I want snow! Snow to go with the presents, and the music, and the lights. And the cookies! Behold, Christmas cookie extravaganza, Swiss style. Too late, you say? It is never too late for cookies. I can assure you, they will be well-received at your place of employment long into January. I try to keep the holiday spirit up until Candlemas, most of the time. Alternatively, just consider yourself well-prepared for this year's Christmas.

The ingredients of the recipes are listed in the order of their appearance.




Spitzbuebe

The most essential Christmas cookie. Both pretty and delicious. If you're not gonna make these, why bother?

250g butter
125g sugar
2 tsp vanilla sugar
1 pinch of salt
1 egg white (white only)
350g flour (normal flour. None of that self-raising kind.)

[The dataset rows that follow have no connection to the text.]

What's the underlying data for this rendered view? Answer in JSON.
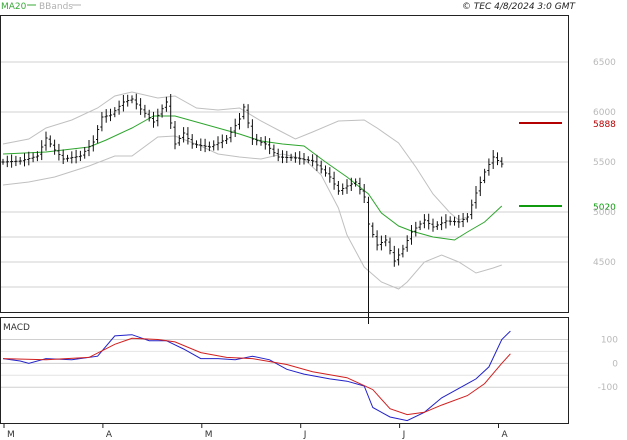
{
  "header": {
    "legend": [
      {
        "label": "MA20",
        "color": "#3aa83a"
      },
      {
        "label": "BBands",
        "color": "#b0b0b0"
      }
    ],
    "copyright": "© TEC 4/8/2024 3:0 GMT"
  },
  "chart_data": [
    {
      "type": "candlestick",
      "panel": "price",
      "yticks": [
        {
          "value": 45.0,
          "label": "4500"
        },
        {
          "value": 50.0,
          "label": "5000"
        },
        {
          "value": 55.0,
          "label": "5500"
        },
        {
          "value": 60.0,
          "label": "6000"
        },
        {
          "value": 65.0,
          "label": "6500"
        }
      ],
      "ylim": [
        40.0,
        69.6
      ],
      "grid": true,
      "month_ticks": [
        {
          "label": "M",
          "index": 0
        },
        {
          "label": "A",
          "index": 23
        },
        {
          "label": "M",
          "index": 46
        },
        {
          "label": "J",
          "index": 69
        },
        {
          "label": "J",
          "index": 92
        },
        {
          "label": "A",
          "index": 115
        }
      ],
      "n_days": 127,
      "ohlc_close_path": [
        [
          0,
          55.0
        ],
        [
          4,
          55.1
        ],
        [
          8,
          55.6
        ],
        [
          10,
          57.4
        ],
        [
          12,
          56.2
        ],
        [
          14,
          55.3
        ],
        [
          18,
          55.6
        ],
        [
          21,
          57.0
        ],
        [
          23,
          59.5
        ],
        [
          25,
          59.7
        ],
        [
          28,
          61.0
        ],
        [
          30,
          61.3
        ],
        [
          32,
          60.3
        ],
        [
          35,
          59.0
        ],
        [
          38,
          61.0
        ],
        [
          40,
          56.8
        ],
        [
          42,
          57.9
        ],
        [
          44,
          56.8
        ],
        [
          48,
          56.5
        ],
        [
          52,
          57.3
        ],
        [
          55,
          59.3
        ],
        [
          56,
          60.5
        ],
        [
          58,
          57.3
        ],
        [
          61,
          56.8
        ],
        [
          64,
          55.5
        ],
        [
          68,
          55.4
        ],
        [
          72,
          55.1
        ],
        [
          76,
          53.5
        ],
        [
          78,
          52.1
        ],
        [
          80,
          52.6
        ],
        [
          82,
          53.0
        ],
        [
          84,
          51.5
        ],
        [
          85,
          48.8
        ],
        [
          87,
          46.7
        ],
        [
          89,
          47.2
        ],
        [
          91,
          45.1
        ],
        [
          93,
          46.3
        ],
        [
          95,
          48.0
        ],
        [
          98,
          49.2
        ],
        [
          100,
          48.5
        ],
        [
          103,
          49.1
        ],
        [
          106,
          49.0
        ],
        [
          108,
          49.5
        ],
        [
          110,
          51.9
        ],
        [
          112,
          54.0
        ],
        [
          114,
          55.5
        ],
        [
          116,
          54.8
        ]
      ],
      "extremes": {
        "low": 38.8,
        "low_index": 85,
        "high": 61.8,
        "high_index": 39
      },
      "ma20_path": [
        [
          0,
          55.8
        ],
        [
          10,
          56.0
        ],
        [
          20,
          56.5
        ],
        [
          24,
          57.2
        ],
        [
          30,
          58.4
        ],
        [
          35,
          59.6
        ],
        [
          40,
          59.6
        ],
        [
          45,
          59.0
        ],
        [
          50,
          58.4
        ],
        [
          55,
          57.8
        ],
        [
          60,
          57.1
        ],
        [
          65,
          56.8
        ],
        [
          70,
          56.6
        ],
        [
          75,
          55.0
        ],
        [
          80,
          53.5
        ],
        [
          85,
          51.8
        ],
        [
          88,
          49.9
        ],
        [
          92,
          48.6
        ],
        [
          95,
          48.1
        ],
        [
          100,
          47.5
        ],
        [
          105,
          47.2
        ],
        [
          108,
          48.0
        ],
        [
          112,
          49.0
        ],
        [
          116,
          50.6
        ]
      ],
      "bband_upper_path": [
        [
          0,
          56.8
        ],
        [
          6,
          57.3
        ],
        [
          10,
          58.4
        ],
        [
          16,
          59.2
        ],
        [
          22,
          60.4
        ],
        [
          26,
          61.6
        ],
        [
          30,
          62.0
        ],
        [
          36,
          61.4
        ],
        [
          40,
          61.6
        ],
        [
          45,
          60.4
        ],
        [
          50,
          60.2
        ],
        [
          55,
          60.4
        ],
        [
          60,
          59.1
        ],
        [
          64,
          58.2
        ],
        [
          68,
          57.3
        ],
        [
          72,
          58.0
        ],
        [
          78,
          59.1
        ],
        [
          84,
          59.2
        ],
        [
          87,
          58.4
        ],
        [
          92,
          56.9
        ],
        [
          96,
          54.5
        ],
        [
          100,
          51.8
        ],
        [
          104,
          49.9
        ],
        [
          106,
          49.2
        ],
        [
          108,
          49.5
        ]
      ],
      "bband_lower_path": [
        [
          0,
          52.7
        ],
        [
          6,
          53.0
        ],
        [
          12,
          53.5
        ],
        [
          20,
          54.6
        ],
        [
          26,
          55.6
        ],
        [
          30,
          55.6
        ],
        [
          36,
          57.5
        ],
        [
          40,
          57.6
        ],
        [
          46,
          56.6
        ],
        [
          50,
          55.8
        ],
        [
          55,
          55.5
        ],
        [
          60,
          55.3
        ],
        [
          65,
          55.8
        ],
        [
          70,
          55.3
        ],
        [
          74,
          53.7
        ],
        [
          78,
          50.4
        ],
        [
          80,
          47.7
        ],
        [
          84,
          44.5
        ],
        [
          88,
          43.0
        ],
        [
          92,
          42.3
        ],
        [
          94,
          43.0
        ],
        [
          98,
          45.0
        ],
        [
          102,
          45.7
        ],
        [
          106,
          45.0
        ],
        [
          110,
          43.9
        ],
        [
          114,
          44.4
        ],
        [
          116,
          44.7
        ]
      ],
      "levels": [
        {
          "label": "5888",
          "value": 58.9,
          "color": "#b40000"
        },
        {
          "label": "5020",
          "value": 50.6,
          "color": "#109a10"
        }
      ]
    },
    {
      "type": "line",
      "panel": "MACD",
      "title": "MACD",
      "yticks": [
        {
          "value": 100,
          "label": "100"
        },
        {
          "value": 0,
          "label": "0"
        },
        {
          "value": -100,
          "label": "-100"
        }
      ],
      "ylim": [
        -250,
        190
      ],
      "series": [
        {
          "color": "#2222c8",
          "points": [
            [
              0,
              20
            ],
            [
              4,
              10
            ],
            [
              6,
              0
            ],
            [
              10,
              20
            ],
            [
              16,
              15
            ],
            [
              22,
              30
            ],
            [
              26,
              115
            ],
            [
              30,
              120
            ],
            [
              34,
              95
            ],
            [
              38,
              95
            ],
            [
              42,
              60
            ],
            [
              46,
              20
            ],
            [
              50,
              20
            ],
            [
              54,
              15
            ],
            [
              58,
              30
            ],
            [
              62,
              15
            ],
            [
              66,
              -25
            ],
            [
              70,
              -45
            ],
            [
              76,
              -65
            ],
            [
              80,
              -75
            ],
            [
              84,
              -95
            ],
            [
              86,
              -185
            ],
            [
              90,
              -225
            ],
            [
              94,
              -240
            ],
            [
              98,
              -205
            ],
            [
              102,
              -145
            ],
            [
              106,
              -105
            ],
            [
              110,
              -65
            ],
            [
              113,
              -15
            ],
            [
              116,
              100
            ],
            [
              118,
              135
            ]
          ]
        },
        {
          "color": "#d02020",
          "points": [
            [
              0,
              20
            ],
            [
              10,
              15
            ],
            [
              20,
              25
            ],
            [
              26,
              80
            ],
            [
              30,
              105
            ],
            [
              36,
              100
            ],
            [
              40,
              90
            ],
            [
              46,
              45
            ],
            [
              52,
              25
            ],
            [
              58,
              20
            ],
            [
              66,
              -5
            ],
            [
              72,
              -35
            ],
            [
              80,
              -60
            ],
            [
              86,
              -110
            ],
            [
              90,
              -190
            ],
            [
              94,
              -215
            ],
            [
              98,
              -205
            ],
            [
              102,
              -175
            ],
            [
              108,
              -135
            ],
            [
              112,
              -85
            ],
            [
              116,
              0
            ],
            [
              118,
              40
            ]
          ]
        }
      ]
    }
  ]
}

For the filling: redcurrant gelée

The way you prepare the batter is always the same, for all the cookies. With a mixer, soften the butter, then mix with the sugar, the vanilla sugar, and the salt. Add the egg, mix everything until smooth. Add the flour bit by bit, always making sure that all of it is absorbed into the mass. The dough should be firm but malleable. If it still sticks to your fingers, carefully add more flour.
Put the dough in the fridge for half an hour. Prepare your working surface with flour (so the dough doesn't stick), then flatten the dough with a roller to about 3mm of thickness. Or thin-ness, rather. Use a round cookie cutter for the bottom and a round one with an added hole of some sort to make tops.

Bake at 200° C for about five minutes. They should become golden at best, but certainly not brown. See the brown one in the center of the picture? Too long.

Once they've cooled, fill them with no more than half a tea spoon of redcurrant jelly. Blackcurrant is also good. You can warm the jelly to a liquid state to smoothen it, but it has to cool again before it can be used to fill the cookies.


Mailänderli

The typical Christmas cookie. In my family, most often eaten before baking occurs. They're the ones at the top, angel-shaped.

250g butter
250g sugar
1 pinch of salt
3 eggs
grated skin of one lemon
500g flour

1 additional egg yolk, beaten, for glazing.

Again, add the ingredients to the bowl in this order. The lemon should be organic, if ever possible. After its stunt in the fridge, flatten the dough to a thickness of about 5mm. Use cookie cutters of choice. Glaze the cookies with the beaten egg yolk before baking them for 10 minutes at 200°C. Those are allowed to brown a little. Just a little.


Sablés with Chili

One of my favourites, both for easy preparation and unexpected taste.

175g butter
75g sugar
1 tsp vanilla sugar
1 pinch of salt
1 red chili, seeds removed, chopped into tiny bits
250g flour

Mix the ingredients as above. Note that, since it's all held together by the butter in the absence of an egg, it might feel a little less "solid" than the others. Once everything is assembled, roll the dough into a roll (the poetry of it!) of approximately 5cm in diameter. Place in the fridge for an hour.
Cut the dough into rounds of 1cm thickness, bake at 200°C for roughly 8 minutes.


It all looks so easy, doesn't it? It is. It's also ridiculously time consuming. I think I made about 400 units that day.